In preparation for the Super Bowl-centric show, Nickelodeon will be alongside CBS Sports to experiment offline with AR workflows to be used for the Big Game. This season’s offline testing, constant collaboration, and gradual experience since the alternative broadcast’s debut during the 2020 NFC Wild Card Game has paved the way for innovation in the sports-broadcasting industry.
“If you look at the first game we did, which blew a lot of people away, and then look at what we did on Christmas Day last year, there has been an amazing improvement,” says McManus. “We’re really excited to showcase the different platforms and assets that we have to grow the NFL and the Super Bowl.”

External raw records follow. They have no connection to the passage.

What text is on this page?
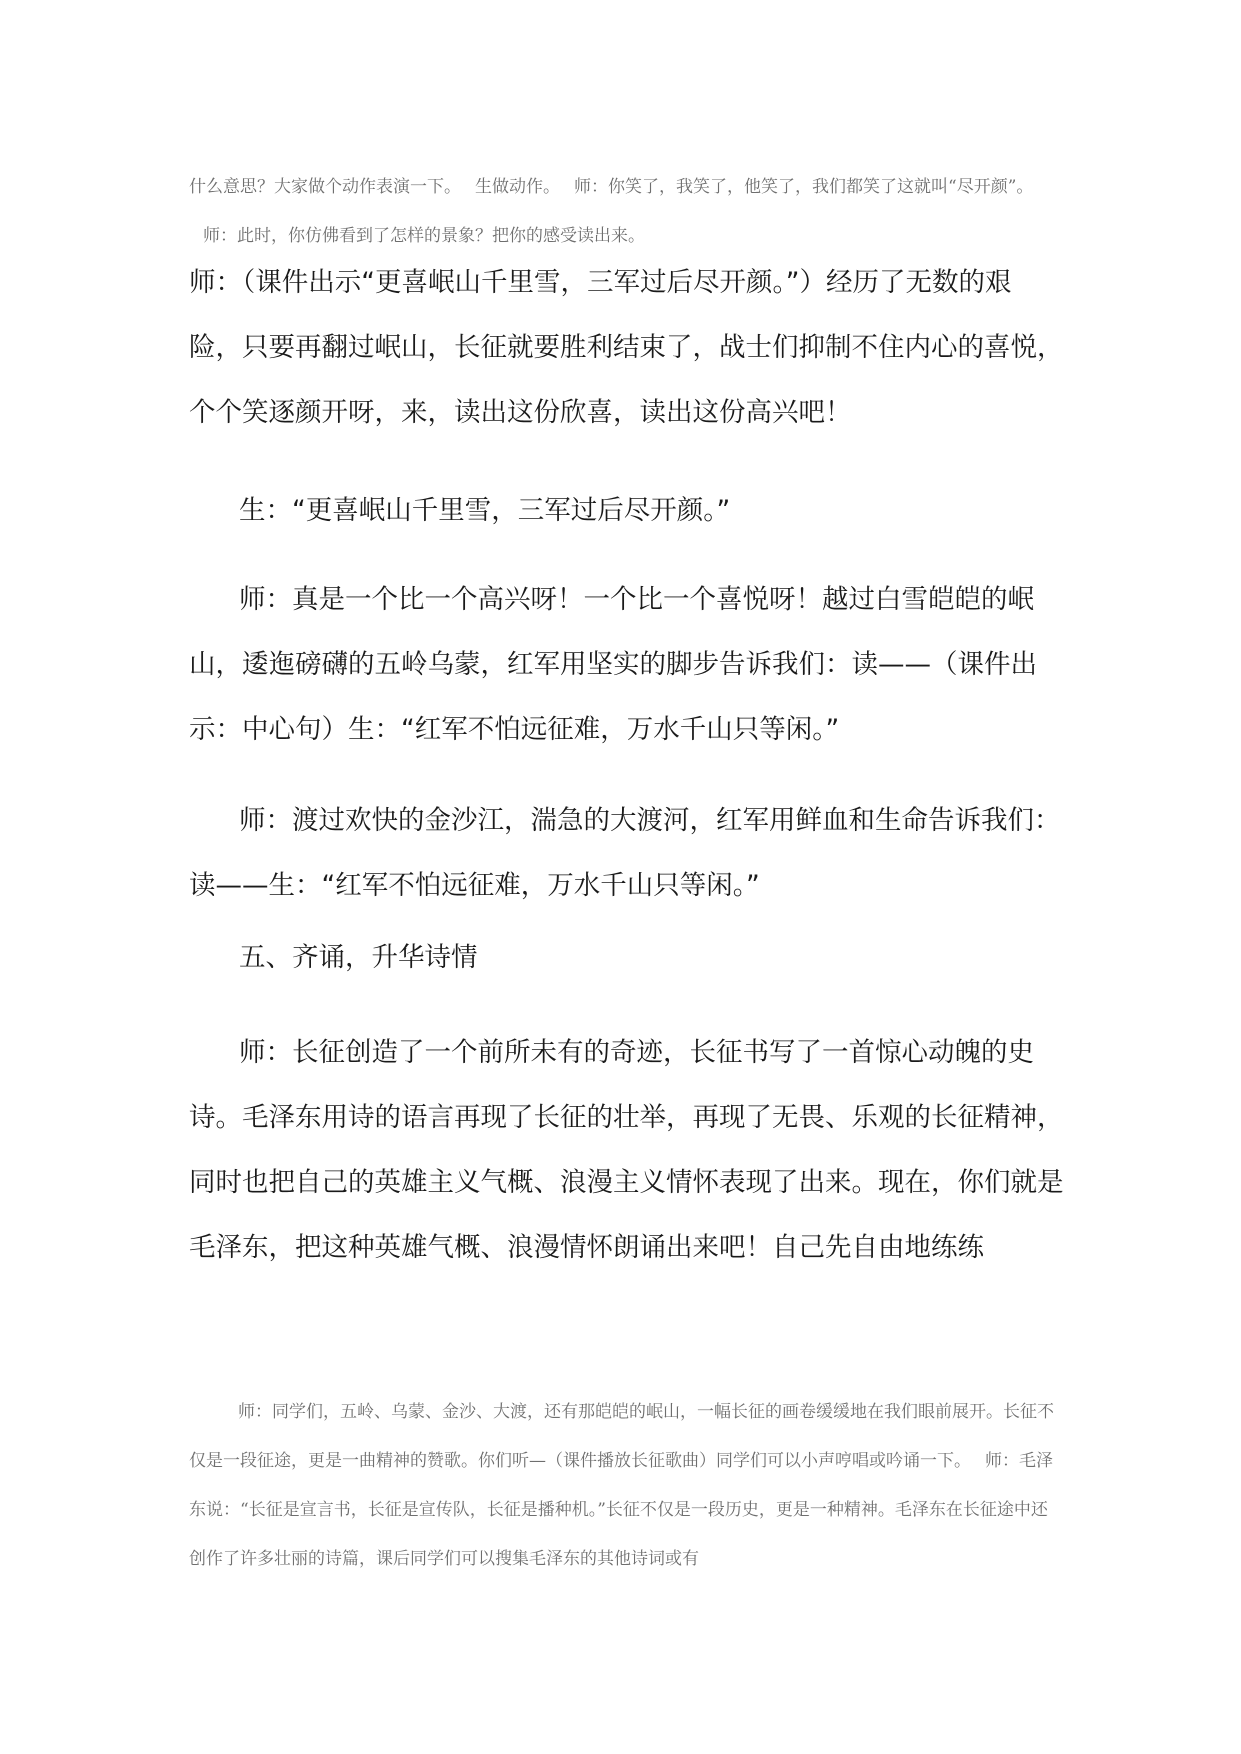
什么意思？大家做个动作表演一下。 生做动作。 师：你笑了，我笑了，他笑了，我们都笑了这就叫“尽开颜”。师：此时，你仿佛看到了怎样的景象？把你的感受读出来。

师：（课件出示“更喜岷山千里雪，三军过后尽开颜。”）经历了无数的艰险，只要再翻过岷山，长征就要胜利结束了，战士们抑制不住内心的喜悦，个个笑逐颜开呀，来，读出这份欣喜，读出这份高兴吧！

生：“更喜岷山千里雪，三军过后尽开颜。”

师：真是一个比一个高兴呀！一个比一个喜悦呀！越过白雪皑皑的岷山，逶迤磅礴的五岭乌蒙，红军用坚实的脚步告诉我们：读——（课件出示：中心句）生：“红军不怕远征难，万水千山只等闲。”

师：渡过欢快的金沙江，湍急的大渡河，红军用鲜血和生命告诉我们：读——生：“红军不怕远征难，万水千山只等闲。”

五、齐诵，升华诗情

师：长征创造了一个前所未有的奇迹，长征书写了一首惊心动魄的史诗。毛泽东用诗的语言再现了长征的壮举，再现了无畏、乐观的长征精神，同时也把自己的英雄主义气概、浪漫主义情怀表现了出来。现在，你们就是毛泽东，把这种英雄气概、浪漫情怀朗诵出来吧！自己先自由地练练

师：同学们，五岭、乌蒙、金沙、大渡，还有那皑皑的岷山，一幅长征的画卷缓缓地在我们眼前展开。长征不仅是一段征途，更是一曲精神的赞歌。你们听—（课件播放长征歌曲）同学们可以小声哼唱或吟诵一下。 师：毛泽东说：“长征是宣言书，长征是宣传队，长征是播种机。”长征不仅是一段历史，更是一种精神。毛泽东在长征途中还创作了许多壮丽的诗篇，课后同学们可以搜集毛泽东的其他诗词或有
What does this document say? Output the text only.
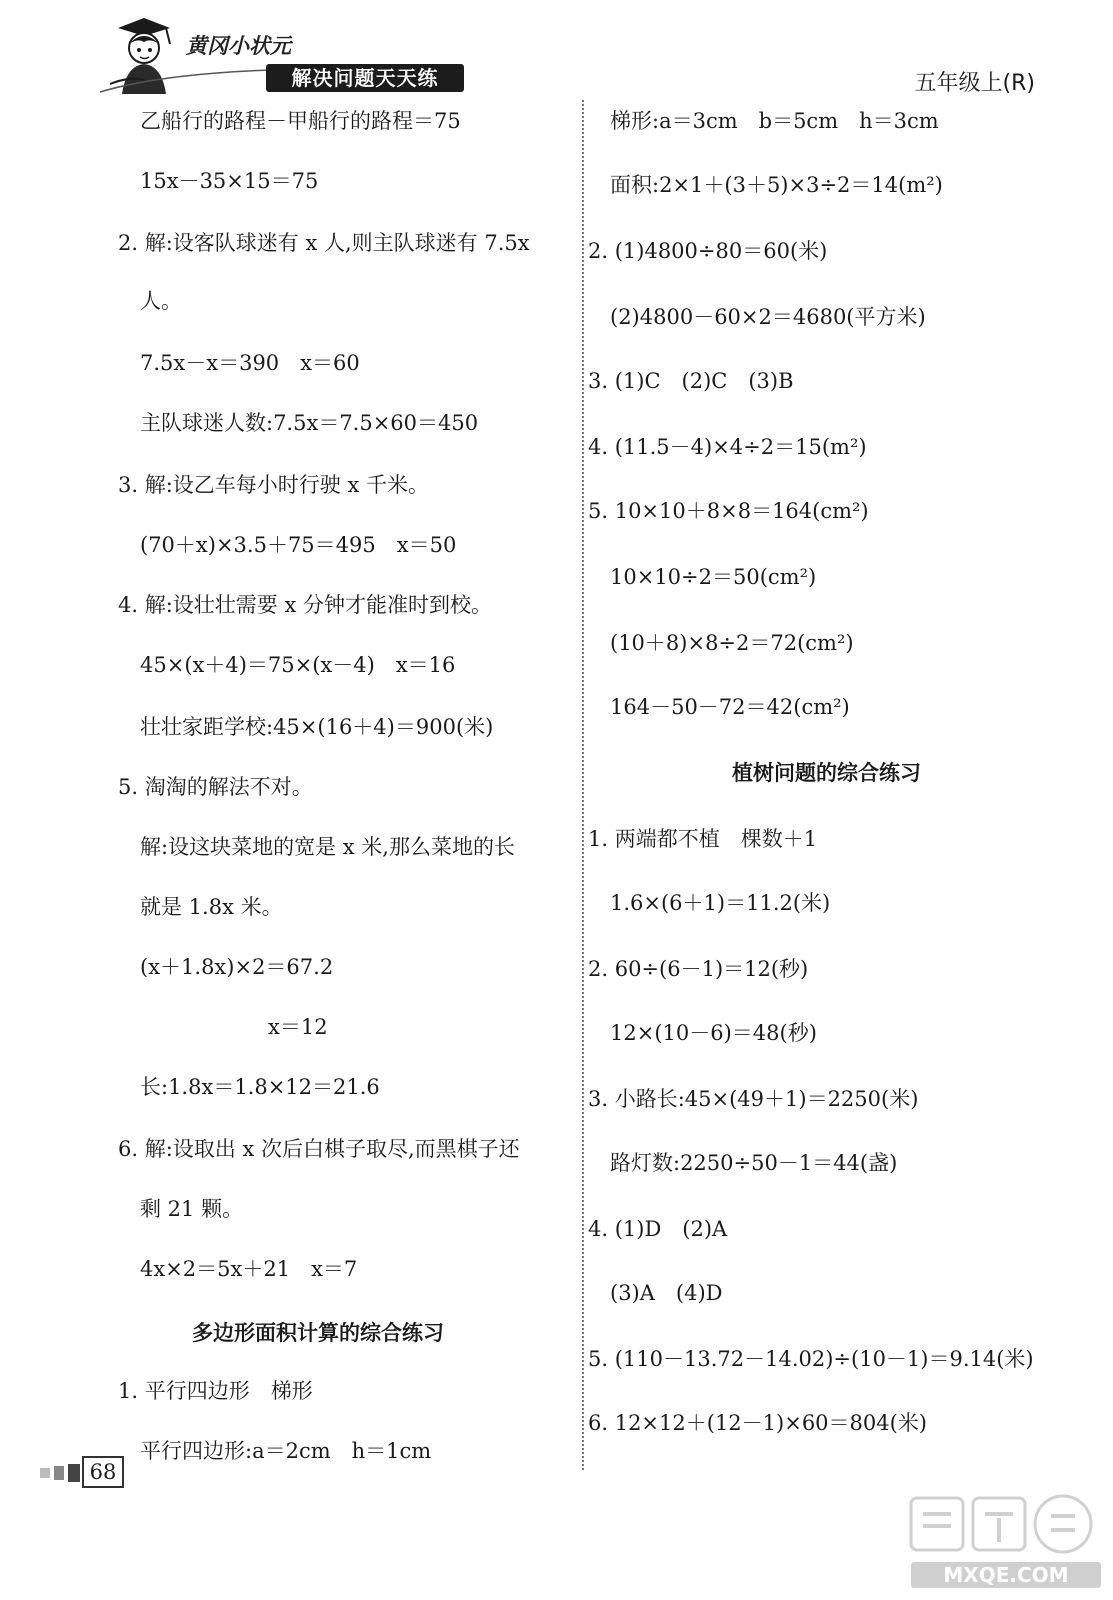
黄冈小状元
解决问题天天练	五年级上(R)
乙船行的路程－甲船行的路程＝75
15x－35×15＝75
2. 解:设客队球迷有 x 人,则主队球迷有 7.5x
人。
7.5x－x＝390　x＝60
主队球迷人数:7.5x＝7.5×60＝450
3. 解:设乙车每小时行驶 x 千米。
(70＋x)×3.5＋75＝495　x＝50
4. 解:设壮壮需要 x 分钟才能准时到校。
45×(x＋4)＝75×(x－4)　x＝16
壮壮家距学校:45×(16＋4)＝900(米)
5. 淘淘的解法不对。
解:设这块菜地的宽是 x 米,那么菜地的长
就是 1.8x 米。
(x＋1.8x)×2＝67.2
x＝12
长:1.8x＝1.8×12＝21.6
6. 解:设取出 x 次后白棋子取尽,而黑棋子还
剩 21 颗。
4x×2＝5x＋21　x＝7
多边形面积计算的综合练习
1. 平行四边形　梯形
平行四边形:a＝2cm　h＝1cm
梯形:a＝3cm　b＝5cm　h＝3cm
面积:2×1＋(3＋5)×3÷2＝14(m²)
2. (1)4800÷80＝60(米)
(2)4800－60×2＝4680(平方米)
3. (1)C　(2)C　(3)B
4. (11.5－4)×4÷2＝15(m²)
5. 10×10＋8×8＝164(cm²)
10×10÷2＝50(cm²)
(10＋8)×8÷2＝72(cm²)
164－50－72＝42(cm²)
植树问题的综合练习
1. 两端都不植　棵数＋1
1.6×(6＋1)＝11.2(米)
2. 60÷(6－1)＝12(秒)
12×(10－6)＝48(秒)
3. 小路长:45×(49＋1)＝2250(米)
路灯数:2250÷50－1＝44(盏)
4. (1)D　(2)A
(3)A　(4)D
5. (110－13.72－14.02)÷(10－1)＝9.14(米)
6. 12×12＋(12－1)×60＝804(米)
68
MXQE.COM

Changes Since 2021: CBS Sports Preps for Post-COVID Super Bowl Production
CBS Sports’ latest Super Bowl broadcast was Super Bowl LV on Feb. 7, 2021. A year removed from the onset of the COVID-19 pandemic, the broadcaster was still adhering to health and safety protocols for the championship bout between the Kansas City Chiefs and the Tampa Bay Buccaneers at Raymond James Stadium. The onsite situation has improved, and, along with technology advances, CBS Sports will head to Las Vegas with fresh ideas for the most-watched game in sports.
“We are excited to go back to producing a Super Bowl without being under the restrictions of a pandemic,” says Cohen. “We’re also able to do it in the entertainment capital of the world. We weren’t able to do that three years ago, but now we can use our full arsenal of creativity, production, and technology at this game and do what we do best.”